The paper tackled the problem of limited and imbalanced biomedical datasets for white blood cell classification, a critical task in diagnosing hematological malignancies like AML, by introducing CytoDiff, a stable diffusion model that generates synthetic images, resulting in accuracy improvements from 27% to 78% for ResNet and from 62% to 77% for CLIP-based classifiers.

Biomedical datasets are often constrained by stringent privacy requirements and frequently suffer from severe class imbalance. These two aspects hinder the development of accurate machine learning models. While generative AI offers a promising solution, producing synthetic images of sufficient quality for training robust classifiers remains challenging. This work addresses the classification of individual white blood cells, a critical task in diagnosing hematological malignancies such as acute myeloid leukemia (AML).

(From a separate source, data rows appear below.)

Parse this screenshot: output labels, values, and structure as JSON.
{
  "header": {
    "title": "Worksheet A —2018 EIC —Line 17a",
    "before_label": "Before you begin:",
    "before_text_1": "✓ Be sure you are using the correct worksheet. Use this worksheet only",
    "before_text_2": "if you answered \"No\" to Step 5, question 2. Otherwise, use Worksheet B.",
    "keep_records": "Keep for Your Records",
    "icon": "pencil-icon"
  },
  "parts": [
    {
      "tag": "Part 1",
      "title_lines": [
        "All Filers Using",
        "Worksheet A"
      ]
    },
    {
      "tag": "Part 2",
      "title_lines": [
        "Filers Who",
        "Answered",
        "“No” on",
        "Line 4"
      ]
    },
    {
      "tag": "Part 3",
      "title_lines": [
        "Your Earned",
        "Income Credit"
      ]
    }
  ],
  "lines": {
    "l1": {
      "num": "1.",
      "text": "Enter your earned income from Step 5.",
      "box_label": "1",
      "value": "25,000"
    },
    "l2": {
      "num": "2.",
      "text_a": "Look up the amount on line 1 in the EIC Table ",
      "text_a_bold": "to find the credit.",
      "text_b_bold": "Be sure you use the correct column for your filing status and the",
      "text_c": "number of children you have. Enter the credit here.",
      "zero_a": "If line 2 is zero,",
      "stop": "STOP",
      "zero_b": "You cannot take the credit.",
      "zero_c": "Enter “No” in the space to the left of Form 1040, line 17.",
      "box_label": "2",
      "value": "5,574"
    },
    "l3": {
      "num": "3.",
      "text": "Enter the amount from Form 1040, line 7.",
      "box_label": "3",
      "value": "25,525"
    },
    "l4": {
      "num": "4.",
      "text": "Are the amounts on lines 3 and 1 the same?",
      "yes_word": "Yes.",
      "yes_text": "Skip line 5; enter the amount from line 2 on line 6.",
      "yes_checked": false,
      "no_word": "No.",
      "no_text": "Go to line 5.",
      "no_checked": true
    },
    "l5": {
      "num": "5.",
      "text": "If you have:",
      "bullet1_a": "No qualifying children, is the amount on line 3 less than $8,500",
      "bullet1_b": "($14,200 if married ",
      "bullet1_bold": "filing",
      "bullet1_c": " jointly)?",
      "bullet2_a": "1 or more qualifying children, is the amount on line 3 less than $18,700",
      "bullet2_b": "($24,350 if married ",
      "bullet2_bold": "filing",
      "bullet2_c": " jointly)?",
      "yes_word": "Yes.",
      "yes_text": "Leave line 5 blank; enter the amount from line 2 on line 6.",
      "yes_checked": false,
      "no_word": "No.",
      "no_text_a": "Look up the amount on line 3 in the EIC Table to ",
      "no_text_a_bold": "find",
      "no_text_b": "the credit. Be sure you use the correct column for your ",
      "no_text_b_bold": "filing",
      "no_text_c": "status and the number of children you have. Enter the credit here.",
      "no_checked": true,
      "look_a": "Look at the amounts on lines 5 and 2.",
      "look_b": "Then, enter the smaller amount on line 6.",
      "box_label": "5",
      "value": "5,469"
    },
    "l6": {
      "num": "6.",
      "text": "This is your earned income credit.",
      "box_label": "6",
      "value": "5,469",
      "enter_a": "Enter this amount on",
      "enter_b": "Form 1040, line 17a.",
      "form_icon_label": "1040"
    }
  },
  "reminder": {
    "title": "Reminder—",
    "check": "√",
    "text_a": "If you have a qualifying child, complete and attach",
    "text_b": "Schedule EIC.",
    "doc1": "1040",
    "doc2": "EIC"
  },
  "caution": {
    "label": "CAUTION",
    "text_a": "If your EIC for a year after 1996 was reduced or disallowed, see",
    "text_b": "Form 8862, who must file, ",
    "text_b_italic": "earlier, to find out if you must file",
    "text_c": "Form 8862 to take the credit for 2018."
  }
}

We introduce CytoDiff, a stable diffusion model fine-tuned with LoRA weights and guided by few-shot samples that generates high-fidelity synthetic white blood cell images. Our approach demonstrates substantial improvements in classifier performance when training data is limited. Using a small, highly imbalanced real dataset, the addition of 5,000 synthetic images per class improved ResNet classifier accuracy from 27\% to 78\% (+51\%). Similarly, CLIP-based classification accuracy increased from 62\% to 77\% (+15\%). These results establish synthetic image generation as a valuable tool for biomedical machine learning, enhancing data coverage and facilitating secure data sharing while preserving patient privacy. Paper code is publicly available at https://github.com/JanCarreras24/CytoDiff.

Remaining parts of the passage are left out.